Чокнулись, выпили. Никуда не торопимся. Закусываем.

«Я, — говорит, — своего пять лет не вижу».

«А я свою четыре года. Как избрали ее в обед, а утром подали машину к подъезду — и баста, не вижу».

«А меня ты видишь, Ваня?» — и так она ласково спросила, что у меня мурашки в определенных местах зашевелились. Я ж еще мужик в соку, а четыре года женской ласки не слышал, разве что в телевизоре.

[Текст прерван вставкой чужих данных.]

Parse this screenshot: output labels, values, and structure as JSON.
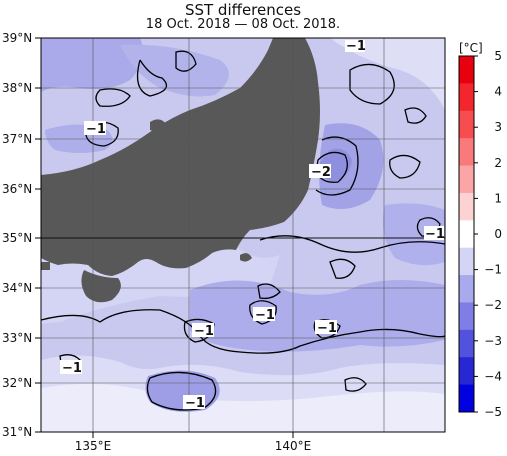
{
  "title": "SST differences",
  "subtitle": "18 Oct. 2018 — 08 Oct. 2018.",
  "map": {
    "lat_labels": [
      "39°N",
      "38°N",
      "37°N",
      "36°N",
      "35°N",
      "34°N",
      "33°N",
      "32°N",
      "31°N"
    ],
    "lon_labels": [
      "135°E",
      "140°E"
    ],
    "contour_labels": [
      "−1",
      "−2",
      "−1",
      "−1",
      "−1",
      "−1",
      "−1",
      "−1",
      "−1"
    ],
    "colors": {
      "land": "#585858",
      "sea_base": "#c9c9f0",
      "sea_dark": "#9f9fe6",
      "sea_light": "#e4e4f8",
      "frame": "#000000"
    }
  },
  "colorbar": {
    "unit": "[°C]",
    "ticks": [
      "5",
      "4",
      "3",
      "2",
      "1",
      "0",
      "−1",
      "−2",
      "−3",
      "−4",
      "−5"
    ],
    "colors": [
      "#e8000e",
      "#f2262c",
      "#f74d50",
      "#f97a7b",
      "#fba5a6",
      "#fdd2d2",
      "#ffffff",
      "#d4d4f6",
      "#a9a9ee",
      "#7e7ee6",
      "#5252dd",
      "#2727d4",
      "#0000e0"
    ]
  }
}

«Вижу тебя, Поля, очень даже распрекрасно вижу, как только раньше не замечал. Ты такая ладная, гладкая, мне на тебя буквально сладко смотреть».

«А теперь еще раз посмотри на меня внимательнее, Ваня, где я?»

«Ты передо мной, Поля. Совсем рядом. И не исчезаешь. Готов на тебя без конца смотреть».

«И я на тебя, Ваня. Ты вон какой ладный, весь в соку. Ты когда с работы приходишь?»

«Десять минут седьмого», — отвечаю.

«А я в половине шестого. Значит, как раз успею в универсам сбегать и тебя в окне встретить. И снова будем друг друга видеть».

«Правильно, — отвечаю. — Давай хоть мы с тобой будем друг друга видеть. Это же невозможно, чтобы все люди на земле вдруг пропали на работе и перестали видеть друг друга. Что же это за жизнь — все работают и никто никого не видит. Это не наш с тобой путь, Поля».